En se questionnant sur le concept d’artiste associée, Anne-Mareike Hess compare ce statut à celui d’une «relation» : «Il s’agit de trouver des moyens ensemble, de travailler ensemble, de se soutenir l’un l’autre.» Si elle a répondu à l’invitation de Neumünster par l’affirmative, «c’était pour m’impliquer, comprendre l’endroit et moi pouvons nous influencer mutuellement. Il faut du temps pour s’impliquer».
C’est donc moins dans une relation d’artiste à institution culturelle que dans une perspective d’égalité qu’Anne-Mareike Hess conçoit ses trois ans de résidence à Neumünster, qu’elle appelle déjà «la maison», dans un mélange d’intimité et de considération envers le lieu. «Être ici depuis un an me donne un sentiment de continuité et de stabilité, ce qui n’est pas toujours évident pour un artiste indépendant», affirme-t-elle. «Cela aide à trouver du calme, mais ça accélère aussi les choses, et les ressources financières et matérielles aident aussi.» Dans ces temps de crise tout particulièrement, on l’imagine, alors même que la pandémie, qui l’a pourtant frappée (forcément en tant qu’artiste, mais aussi lorsqu’elle a contracté le Covid-19 en octobre dernier), n’a pas su stopper ses nombreux projets; tout au plus a-t-elle ralenti, par la force des choses, sa productivité.
Au téléphone avec Anne-Mareike
À la fin du mois de mars, Anne-Mareike Hess proposera donc une nouvelle création à Neumünster, sa première à l’occasion de cette résidence, après le report, cet hiver, de Dreamer. Through the Wire se présente comme une rencontre intime entre l’artiste et un spectateur, à travers une conversation téléphonique qui commencera par une question : «Comment se sent votre corps ?» Dans les salles voûtées de l’abbaye, Anne-Mareike Hess cherchera à recréer, avec les mots et l’imagination pour outils, l’expérience de la performance et du mouvement, afin de conjurer, le temps d’un appel, «la distanciation physique et la privation de faire des expériences ensemble».
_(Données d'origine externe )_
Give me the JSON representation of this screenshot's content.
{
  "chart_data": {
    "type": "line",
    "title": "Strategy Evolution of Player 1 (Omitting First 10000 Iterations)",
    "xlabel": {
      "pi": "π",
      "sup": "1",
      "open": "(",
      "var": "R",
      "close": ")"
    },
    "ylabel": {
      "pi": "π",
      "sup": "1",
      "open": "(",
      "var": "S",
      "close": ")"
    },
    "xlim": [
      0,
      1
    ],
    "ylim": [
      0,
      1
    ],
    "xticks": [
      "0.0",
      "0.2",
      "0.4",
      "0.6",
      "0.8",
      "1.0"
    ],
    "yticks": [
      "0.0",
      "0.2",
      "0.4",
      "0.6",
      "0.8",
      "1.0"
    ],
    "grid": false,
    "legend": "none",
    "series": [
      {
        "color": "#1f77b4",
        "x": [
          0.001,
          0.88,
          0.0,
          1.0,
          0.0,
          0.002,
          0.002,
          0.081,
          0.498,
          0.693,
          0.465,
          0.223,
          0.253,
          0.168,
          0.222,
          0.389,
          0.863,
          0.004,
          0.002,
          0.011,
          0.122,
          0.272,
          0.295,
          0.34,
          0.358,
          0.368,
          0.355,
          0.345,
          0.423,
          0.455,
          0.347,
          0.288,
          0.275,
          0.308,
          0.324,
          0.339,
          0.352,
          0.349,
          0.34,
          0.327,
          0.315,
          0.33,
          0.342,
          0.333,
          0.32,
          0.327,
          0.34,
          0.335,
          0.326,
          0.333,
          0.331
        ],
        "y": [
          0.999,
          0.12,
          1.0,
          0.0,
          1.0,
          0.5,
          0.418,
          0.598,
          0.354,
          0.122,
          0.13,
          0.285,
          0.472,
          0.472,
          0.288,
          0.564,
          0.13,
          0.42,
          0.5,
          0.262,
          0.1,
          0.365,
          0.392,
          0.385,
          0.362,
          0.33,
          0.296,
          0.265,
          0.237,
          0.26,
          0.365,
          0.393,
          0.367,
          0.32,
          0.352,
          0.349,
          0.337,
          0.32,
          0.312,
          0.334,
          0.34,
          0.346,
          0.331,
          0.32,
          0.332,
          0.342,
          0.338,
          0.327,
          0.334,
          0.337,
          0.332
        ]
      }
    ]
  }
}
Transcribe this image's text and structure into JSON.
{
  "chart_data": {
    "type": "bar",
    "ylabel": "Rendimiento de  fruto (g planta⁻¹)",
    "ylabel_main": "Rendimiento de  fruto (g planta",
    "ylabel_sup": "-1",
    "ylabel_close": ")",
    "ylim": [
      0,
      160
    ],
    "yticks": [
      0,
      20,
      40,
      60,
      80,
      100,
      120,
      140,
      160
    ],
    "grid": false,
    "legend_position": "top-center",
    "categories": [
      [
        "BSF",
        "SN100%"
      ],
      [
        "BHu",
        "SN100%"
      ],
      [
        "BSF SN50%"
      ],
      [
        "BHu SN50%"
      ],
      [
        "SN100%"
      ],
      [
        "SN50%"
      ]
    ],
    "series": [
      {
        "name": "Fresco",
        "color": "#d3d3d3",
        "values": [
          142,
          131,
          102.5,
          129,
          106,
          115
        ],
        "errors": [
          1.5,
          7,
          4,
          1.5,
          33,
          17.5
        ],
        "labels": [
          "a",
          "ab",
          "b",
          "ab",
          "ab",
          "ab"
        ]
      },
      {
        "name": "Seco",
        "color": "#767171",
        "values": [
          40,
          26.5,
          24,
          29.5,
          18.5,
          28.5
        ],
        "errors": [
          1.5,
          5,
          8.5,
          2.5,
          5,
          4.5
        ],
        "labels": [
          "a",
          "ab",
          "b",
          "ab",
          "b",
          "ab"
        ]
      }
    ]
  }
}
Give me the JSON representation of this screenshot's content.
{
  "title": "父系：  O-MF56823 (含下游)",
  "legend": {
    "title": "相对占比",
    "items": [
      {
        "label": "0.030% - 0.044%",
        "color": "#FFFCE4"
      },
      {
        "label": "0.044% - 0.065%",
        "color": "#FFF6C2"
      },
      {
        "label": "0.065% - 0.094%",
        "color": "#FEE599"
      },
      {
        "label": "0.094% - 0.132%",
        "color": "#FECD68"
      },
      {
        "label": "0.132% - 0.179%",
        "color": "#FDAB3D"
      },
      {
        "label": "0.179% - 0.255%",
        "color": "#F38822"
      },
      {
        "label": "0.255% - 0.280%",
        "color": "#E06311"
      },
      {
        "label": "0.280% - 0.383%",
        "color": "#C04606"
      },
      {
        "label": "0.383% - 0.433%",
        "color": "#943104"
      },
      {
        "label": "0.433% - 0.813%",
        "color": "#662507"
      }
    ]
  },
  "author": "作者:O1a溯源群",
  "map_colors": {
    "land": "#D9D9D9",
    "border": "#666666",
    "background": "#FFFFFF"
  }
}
«L’idée m’est venue en juin dernier», indique l’artiste. La pandémie a lourdement affecté son art et son style, qui se caractérisent par une intimité fondamentale. «La proximité avec le public est très importante pour moi, dit-elle. Je propose quelque chose sur scène, mais je ne peux pas faire la pièce seule.» D’où le développement de ce concept, qui lie l’intimité et la séparation des corps en répondant à la frustration amenée, aussi bien pour l’artiste que pour le spectateur, par les mesures sanitaires en vigueur. «À travers les mots, on verra quels genres de pièce, de corps et d’espace on peut imaginer ensemble», poursuit la chorégraphe. Une manière aussi de «défier toutes les pièces que je n’ai pas pu faire, parce qu’elle coûtaient trop cher ou parce que les règles de la gravité et de la réalité s’y opposent».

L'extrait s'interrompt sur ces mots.